En est-il capable ? L’on est tenté de répondre par la négative si l’on s’en tient au tripatouillage de la Constitution auquel s’adonnent de plus belle Me Wade et ses affidés, croyant ainsi balayer tous les obstacles au projet monarchique insensé et suicidaire. Dans le contexte d’exacerbation des tensions politiques et sociales sur un fond de faillite de l’économie nationale, le manque de lucidité des tenants du pouvoir les expose à payer très cher un aveuglement entêté et destructeur.

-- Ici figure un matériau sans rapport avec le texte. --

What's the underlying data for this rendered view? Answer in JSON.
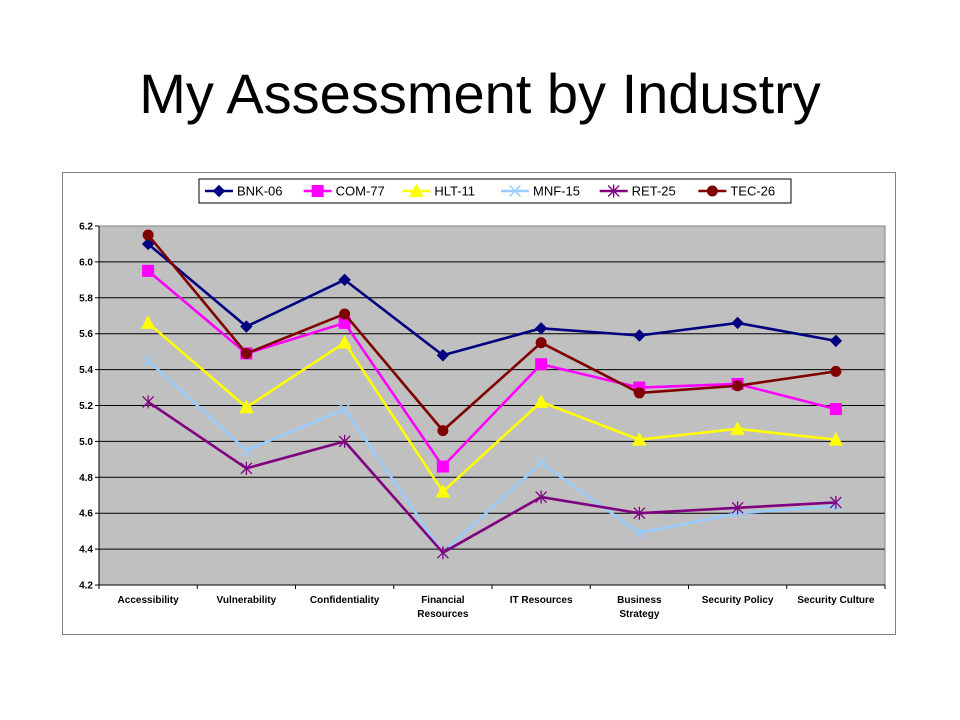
{
  "slide": {
    "title": "My Assessment by Industry"
  },
  "chart_data": {
    "type": "line",
    "title": "",
    "xlabel": "",
    "ylabel": "",
    "categories": [
      [
        "Accessibility"
      ],
      [
        "Vulnerability"
      ],
      [
        "Confidentiality"
      ],
      [
        "Financial",
        "Resources"
      ],
      [
        "IT Resources"
      ],
      [
        "Business",
        "Strategy"
      ],
      [
        "Security Policy"
      ],
      [
        "Security Culture"
      ]
    ],
    "ylim": [
      4.2,
      6.2
    ],
    "yticks": [
      "4.2",
      "4.4",
      "4.6",
      "4.8",
      "5.0",
      "5.2",
      "5.4",
      "5.6",
      "5.8",
      "6.0",
      "6.2"
    ],
    "grid": true,
    "plot_background": "#c0c0c0",
    "legend_position": "top",
    "series": [
      {
        "name": "BNK-06",
        "color": "#000080",
        "marker": "diamond",
        "values": [
          6.1,
          5.64,
          5.9,
          5.48,
          5.63,
          5.59,
          5.66,
          5.56
        ]
      },
      {
        "name": "COM-77",
        "color": "#ff00ff",
        "marker": "square",
        "values": [
          5.95,
          5.49,
          5.66,
          4.86,
          5.43,
          5.3,
          5.32,
          5.18
        ]
      },
      {
        "name": "HLT-11",
        "color": "#ffff00",
        "marker": "triangle",
        "values": [
          5.66,
          5.19,
          5.55,
          4.72,
          5.22,
          5.01,
          5.07,
          5.01
        ]
      },
      {
        "name": "MNF-15",
        "color": "#99ccff",
        "marker": "x",
        "values": [
          5.45,
          4.95,
          5.18,
          4.38,
          4.88,
          4.49,
          4.6,
          4.64
        ]
      },
      {
        "name": "RET-25",
        "color": "#800080",
        "marker": "star",
        "values": [
          5.22,
          4.85,
          5.0,
          4.38,
          4.69,
          4.6,
          4.63,
          4.66
        ]
      },
      {
        "name": "TEC-26",
        "color": "#800000",
        "marker": "circle",
        "values": [
          6.15,
          5.49,
          5.71,
          5.06,
          5.55,
          5.27,
          5.31,
          5.39
        ]
      }
    ]
  }
}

Pourtant, un minium de culture historique et d’analyse des phénomènes sociaux vécus dans les pays du Tiers-Monde, devrait les amener à savoir qu’aucune violence d’un groupe privé, fût-il sous le manteau de l’Etat, n’est à même de résister à un raz-de-marée populaire.

Le Ministre en charge des écoles ne semble pas l’avoir compris, lui qui donne dans la menace, face aux revendications légitimes des enseignants qui refusent de serrer la ceinture, au moment où les tenants du pouvoir gaspillent chaque jour, impunément, les ressources publiques, pour financer leurs activités et des projets qui sont aux antipodes de l’intérêt général et des priorités nationales. Ne pas comprendre le caractère stratégique de l’Education nationale, surtout dans un pays dépourvu de ressources naturelles comme le Sénégal, relève de l’ignorance totale des enjeux du développement, développement qui doit être conçu et animé par des ressources humaines de qualité, programmées, planifiées et formées avec soin.

L’absence coupable d’un dialogue apaisée avec les syndicats d’enseignement se reflète également dans la conduite du processus électoral qui doit mener aux élections locales. Non seulement le contentieux consécutif aux mascarades électorales de 2007 est entier, mais voilà que le pouvoir actuel l’aggrave, en s’organisant pour empêcher les citoyens d’exercer librement leur droit de vote, avec les instruments y afférents, dans le cadre d’élections libres, transparentes et sincères. En effet, comment les citoyens peuvent s’inscrire à la faveur d’une révision opaque des listes électorales, alors que la carte d’identité dite numérisée leur est inaccessible ? Ceux qui organisent les élections en sont parfaitement conscients. Il est à craindre que cette parodie de révision des listes électorales ne soit une nouvelle occasion, pour les fraudeurs zélés et leurs mentors, de dépenser l’argent public dans des conditions obscures, comme on l’a constaté, lors de la pseudo-refonte totale du fichier électoral, qui était avant tout destinée à neutraliser l’électorat de l’opposition.

La pédagogie qui se dégage de tout cela et qui semble imprégner l’ensemble du tissu social, c’est que ce régime de mauvaise foi et au réflexe totalitaire, qui proclame à tous vents qu’il entend s’installer pour cinquante ans, est incapable de concevoir sa défaite à l’issue d’un processus transparent de dévolution du pouvoir. Il ne restera plus alors aux citoyens que le choix de la mobilisation populaire pour imposer le respect de la volonté des Sénégalais.

Abordant le deuxième point de l’ordre du jour, le Bureau politique de l’AFP a entériné les conclusions des travaux de la Commission ad-hoc sur la vente des cartes. Par ailleurs, le Bureau politique a salué l’opportunité du Séminaire qui sera organisé par le Centre de Formation et de Documentation. Ce séminaire destiné aux responsables des Comités électoraux de la région de Dakar se situe dans le cadre du programme de formation à l’échelle nationale.